Jen could not go with the wagon to get her father. The harbor bell rang the ship's return, and she remembered the library needed neatening, to hide her use of it as the peals filled the town streets. She had to send the boy Davey on without her. At the very first knock on the door, though, she went running to answer it as if she were a maid, and not the lady of the house.
The sudden light of midmorning blinded her for a moment as she opened the door. She began to laugh with happiness to see him even before her eyes adjusted, before she saw he wasn't there. Instead of her father with his pudgy, whiskered smile, a sombre-eyed midshipman waited on the step with Davey. He held out a letter. As she took it, he turned away to carry in the one trunk in the wagon—the green one father filled just for her when he went trading. Trying not to panic, she stepped back

~I asked for critiquers, but I'm withdrawing that request. Only because I've gotten the help I needed elsewhere! Thanks!~

[This message has been edited by ArachneWeave (edited April 15, 2008).]
 


Posted by Merlion-Emrys (Member # 7912) on :
 
Hmmm....whats the genre? Or, more specifically, is it fantastical in nature?
 
Posted by halogen (Member # 6494) on :
 

quote:
Jen could not go with the wagon to get her father. (The wagon is leaving now, or is she thinking in the past?) The harbor bell rang the ship's return (The Ship? Does this have anything to do with the wagon?), and she remembered the library needed neatening (A wagon, library and a ship?), to hide her use of it as the peals filled the town streets(I don't understand this part). She had to send the boy Davey on without her(where?). At the very first knock on the door, though, she went running to answer it as if she were a maid, and not the lady of the house.

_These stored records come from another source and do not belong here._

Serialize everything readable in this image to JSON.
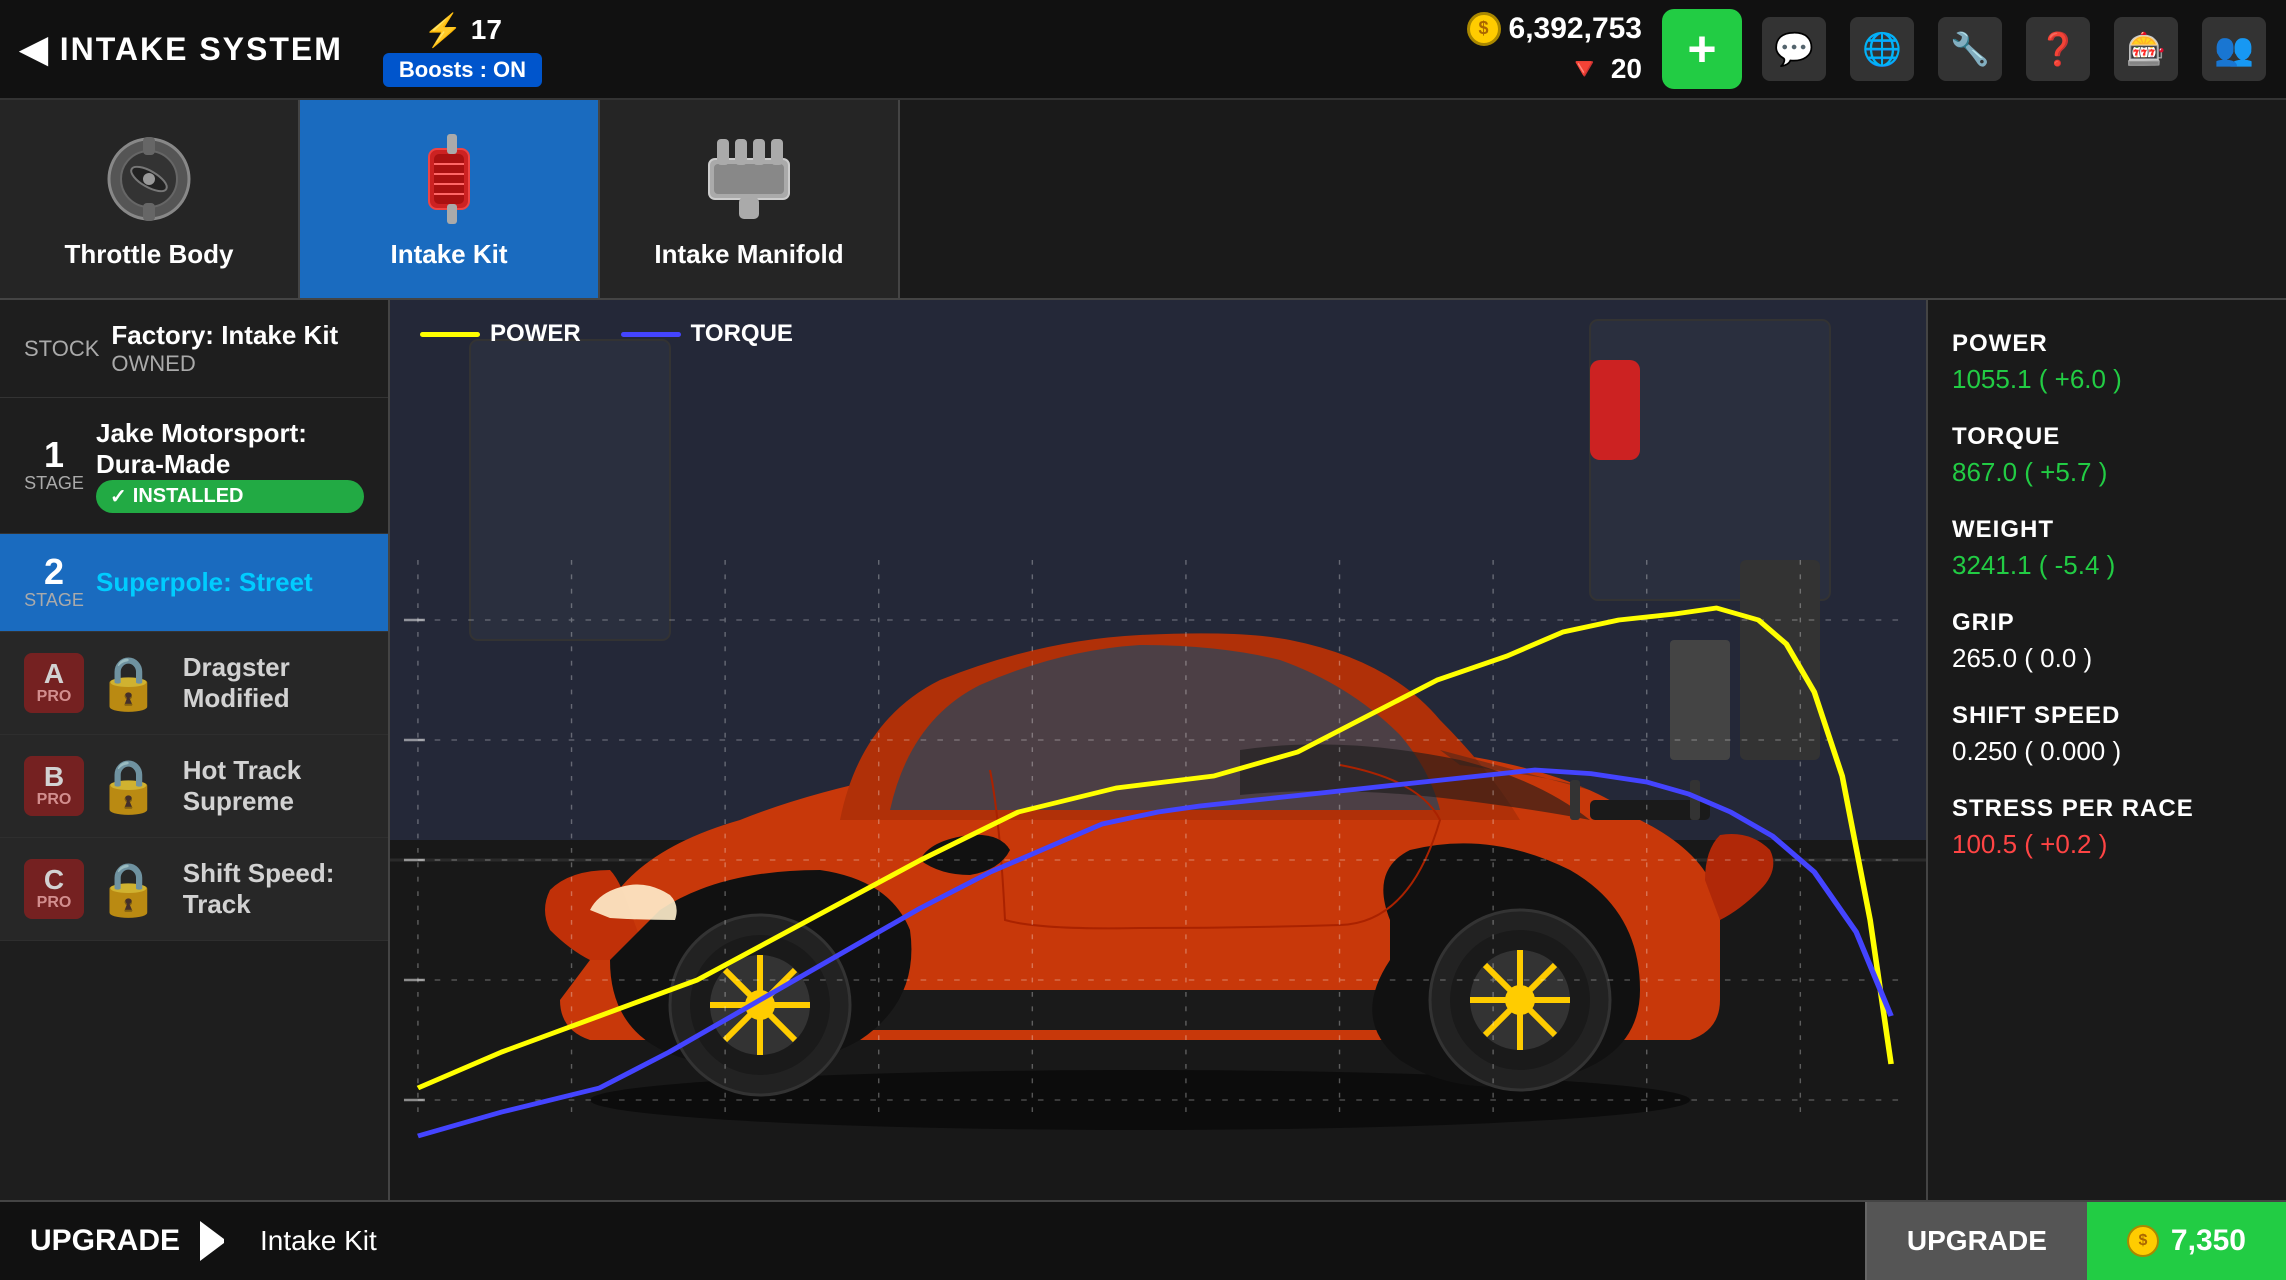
{
  "header": {
    "back_label": "INTAKE SYSTEM",
    "bolt_count": "17",
    "boosts_label": "Boosts : ON",
    "gold_amount": "6,392,753",
    "diamond_amount": "20",
    "add_label": "+"
  },
  "nav_icons": [
    "💬",
    "🌐",
    "🔧",
    "❓",
    "🎰",
    "👥"
  ],
  "tabs": [
    {
      "label": "Throttle Body",
      "active": false,
      "icon": "throttle"
    },
    {
      "label": "Intake Kit",
      "active": true,
      "icon": "intake_kit"
    },
    {
      "label": "Intake Manifold",
      "active": false,
      "icon": "manifold"
    }
  ],
  "upgrades": [
    {
      "id": "stock",
      "stage_num": "",
      "stage_label": "STOCK",
      "name": "Factory: Intake Kit",
      "sub": "OWNED",
      "status": "owned",
      "locked": false,
      "selected": false,
      "pro": null
    },
    {
      "id": "stage1",
      "stage_num": "1",
      "stage_label": "STAGE",
      "name": "Jake Motorsport: Dura-Made",
      "sub": "",
      "status": "installed",
      "locked": false,
      "selected": false,
      "pro": null
    },
    {
      "id": "stage2",
      "stage_num": "2",
      "stage_label": "STAGE",
      "name": "Superpole: Street",
      "sub": "",
      "status": "selected",
      "locked": false,
      "selected": true,
      "pro": null
    },
    {
      "id": "proA",
      "stage_num": "A",
      "stage_label": "PRO",
      "name": "Dragster Modified",
      "sub": "",
      "status": "locked",
      "locked": true,
      "selected": false,
      "pro": "A"
    },
    {
      "id": "proB",
      "stage_num": "B",
      "stage_label": "PRO",
      "name": "Hot Track Supreme",
      "sub": "",
      "status": "locked",
      "locked": true,
      "selected": false,
      "pro": "B"
    },
    {
      "id": "proC",
      "stage_num": "C",
      "stage_label": "PRO",
      "name": "Shift Speed: Track",
      "sub": "",
      "status": "locked",
      "locked": true,
      "selected": false,
      "pro": "C"
    }
  ],
  "chart": {
    "power_label": "POWER",
    "torque_label": "TORQUE"
  },
  "stats": [
    {
      "name": "POWER",
      "value": "1055.1 ( +6.0 )",
      "type": "positive"
    },
    {
      "name": "TORQUE",
      "value": "867.0 ( +5.7 )",
      "type": "positive"
    },
    {
      "name": "WEIGHT",
      "value": "3241.1 ( -5.4 )",
      "type": "positive"
    },
    {
      "name": "GRIP",
      "value": "265.0 ( 0.0 )",
      "type": "neutral"
    },
    {
      "name": "SHIFT SPEED",
      "value": "0.250 ( 0.000 )",
      "type": "neutral"
    },
    {
      "name": "STRESS PER RACE",
      "value": "100.5 ( +0.2 )",
      "type": "negative"
    }
  ],
  "bottom_bar": {
    "upgrade_label": "UPGRADE",
    "part_name": "Intake Kit",
    "upgrade_btn_label": "UPGRADE",
    "price": "7,350"
  }
}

How much time does this paragraph cover? Is the first sentence around 8am and the last sentence around 6pm? I think too much is being introduced too early. I think it should be trimmed down a little, maybe remove two or three items and it'll make a lot more sense.

Cheers!

 


Posted by ArachneWeave (Member # 5469) on :
 
It's a fairy-tale retelling.

Withdrawing my request for full critiques: I think I've got it covered now.
 


Posted by TheOnceandFutureMe on :
 
This is really confusing. I need a little more grounding.